From the Editor

I am always drawn to pots fired in atmospheric kilns. All fired ceramics record the interaction of clay and glaze with heat. But those fired in atmospheric kilns are also recording chance encounters with flame, flux, carbon, and variable oxygen levels; interactions and reactions that we can’t typically observe in real time during the firing. The pieces below are just a few of the atmospheric fired cups and mugs I use on a regular basis at home and in the office.

As much as I admire and collect these pots, and marvel at the ways artists have learned to collaborate with their kilns, when it comes to firing my own work, I prefer a neutral environment in an electric kiln. I make a relatively small volume of work in any given month, so filling a larger atmospheric kiln (and thus learning how to best fire that kiln) would take a long time. There is also the practicality of firing in an electric kiln, since I live in a city and don’t have a garage or outbuilding to house a gas- or wood-fired kiln. Admittedly, as I have limited time in the studio, using an electric kiln also means I can rely on the fact that my pieces will turn out as planned, minimizing my loss rate. Still, I never rule out the possibility of exploring other firing techniques in the future.

With gas-reduction, wood, soda, salt, or pit firings, the results fall within a set of expected parameters, but they may vary widely (for better and for worse). I learned this first-hand while participating in an anagama firing during undergraduate school. I enjoyed the rhythm of stoking the kiln, especially as the pace picked up over the last 24 hours of the firing. Paying attention to the visual and physical information the kiln provided to time our stoking cycle was absorbing. Conversations with the firing team during the overnight shift were filled with excitement as we imagined what the pieces that were just visible around and behind the firebox might look like when we finally unloaded the kiln.

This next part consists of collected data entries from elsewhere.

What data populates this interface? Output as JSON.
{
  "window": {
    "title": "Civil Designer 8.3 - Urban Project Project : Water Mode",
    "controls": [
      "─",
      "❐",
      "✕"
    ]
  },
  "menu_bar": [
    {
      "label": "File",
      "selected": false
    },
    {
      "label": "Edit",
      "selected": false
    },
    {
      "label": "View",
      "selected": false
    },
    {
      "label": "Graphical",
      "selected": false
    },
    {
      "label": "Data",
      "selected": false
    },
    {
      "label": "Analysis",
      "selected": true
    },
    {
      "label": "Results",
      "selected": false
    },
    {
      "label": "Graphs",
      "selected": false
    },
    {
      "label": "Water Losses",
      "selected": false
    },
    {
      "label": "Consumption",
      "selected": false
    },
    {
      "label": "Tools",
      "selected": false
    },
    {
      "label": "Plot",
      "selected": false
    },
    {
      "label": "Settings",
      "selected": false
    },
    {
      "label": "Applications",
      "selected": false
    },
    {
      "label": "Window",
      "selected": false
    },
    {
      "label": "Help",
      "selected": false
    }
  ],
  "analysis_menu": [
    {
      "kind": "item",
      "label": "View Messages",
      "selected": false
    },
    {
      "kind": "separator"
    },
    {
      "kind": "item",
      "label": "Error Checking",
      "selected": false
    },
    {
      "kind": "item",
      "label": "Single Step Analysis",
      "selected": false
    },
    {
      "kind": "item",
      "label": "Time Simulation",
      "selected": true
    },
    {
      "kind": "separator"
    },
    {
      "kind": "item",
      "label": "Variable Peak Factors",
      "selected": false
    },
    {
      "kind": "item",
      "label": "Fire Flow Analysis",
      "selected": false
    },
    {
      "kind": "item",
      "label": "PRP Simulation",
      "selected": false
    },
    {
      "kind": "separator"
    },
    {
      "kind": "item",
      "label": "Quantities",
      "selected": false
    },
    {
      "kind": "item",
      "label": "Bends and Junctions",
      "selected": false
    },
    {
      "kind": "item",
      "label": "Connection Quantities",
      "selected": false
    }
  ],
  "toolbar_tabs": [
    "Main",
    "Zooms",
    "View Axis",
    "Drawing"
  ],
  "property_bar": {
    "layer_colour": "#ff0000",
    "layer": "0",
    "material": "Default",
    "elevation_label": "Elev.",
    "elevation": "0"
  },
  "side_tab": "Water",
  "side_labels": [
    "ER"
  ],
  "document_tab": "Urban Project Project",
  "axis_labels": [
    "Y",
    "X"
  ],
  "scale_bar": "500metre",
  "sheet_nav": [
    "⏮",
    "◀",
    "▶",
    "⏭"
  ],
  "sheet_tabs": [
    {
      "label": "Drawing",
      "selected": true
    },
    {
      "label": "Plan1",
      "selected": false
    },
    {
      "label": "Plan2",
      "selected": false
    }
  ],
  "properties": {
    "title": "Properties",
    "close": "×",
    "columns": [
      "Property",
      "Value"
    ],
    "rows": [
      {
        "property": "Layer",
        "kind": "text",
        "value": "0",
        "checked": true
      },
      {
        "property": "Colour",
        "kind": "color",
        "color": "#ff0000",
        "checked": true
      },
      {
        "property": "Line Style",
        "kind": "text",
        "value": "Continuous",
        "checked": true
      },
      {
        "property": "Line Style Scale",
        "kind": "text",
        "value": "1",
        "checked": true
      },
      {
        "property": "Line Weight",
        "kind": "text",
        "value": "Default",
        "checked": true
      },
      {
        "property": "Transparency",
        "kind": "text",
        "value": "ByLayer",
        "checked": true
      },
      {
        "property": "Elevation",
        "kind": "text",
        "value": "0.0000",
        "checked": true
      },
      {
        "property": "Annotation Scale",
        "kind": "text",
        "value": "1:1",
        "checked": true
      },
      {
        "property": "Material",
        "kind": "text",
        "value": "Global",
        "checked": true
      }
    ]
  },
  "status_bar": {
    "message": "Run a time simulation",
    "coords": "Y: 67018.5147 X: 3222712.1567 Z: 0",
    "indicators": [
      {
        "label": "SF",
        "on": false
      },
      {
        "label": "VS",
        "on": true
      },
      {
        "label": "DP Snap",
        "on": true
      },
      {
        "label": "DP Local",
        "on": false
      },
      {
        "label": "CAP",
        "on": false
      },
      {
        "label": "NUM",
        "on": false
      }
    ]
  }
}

1 Pamela Theis’ wood-fired mug, 4 in. (10 cm) in diameter, porcelain, flashing slip, white liner glaze. 2 Kyle Johns’ cup 3¼ in. (8 cm) in height, porcelain, slip, soda-fired. 3 Brenda Lichman’s mug, 4½ in. (11 cm) in height, soda-fired porcelain, slip, and glaze. As I use these mugs, I find myself contemplating the atmospheric flashing as well as areas where the soda added flux to the glaze and accentuated raised textures—in short, the results of the collaboration between the kiln and the maker.

Later, while studying or working at various institutions, I had the opportunity to discover the personality quirks and coveted sweet spots in several different downdraft gas kilns as I loaded, fired, and unloaded countless numbers of student pots and sculptures.

The process of making work that will be accentuated in an atmospheric firing, as well as choosing glazes or other surface treatments that show the effects to their best advantage is one that intrigues me.

In this issue, we feature several artists—Ben Bates, Paula Shalan, Lars Voltz, and Ibrahim Said—who have different approaches and techniques when it comes to firing their work in wood, soda, and reduction kilns, as well as in aluminium-foil saggars fired in pit kilns. In all cases, there is a sense of collaboration with the kiln. Bates describes this well, seeing the finished pieces coming out of the kiln as the fire’s interpretation of his work.

We are also excited to include a Spotlight article by Sheryl Leigh-Davault on the rekindling of the Reitzagama at Reitz Ranch in Clarkdale, Arizona. Don Reitz’ legacy of education and enthusiasm continues on in the ranch’s workshops, classes, and firings.

If, like me, you are fascinated by atmospheric firing but don’t have access to the kilns, or need more knowledge to get the results you want, check out our annual listing of summer workshops in this issue. Even if you’re unwavering about firing your work in electric kilns, you’re sure to find a course that will inspire and energize you.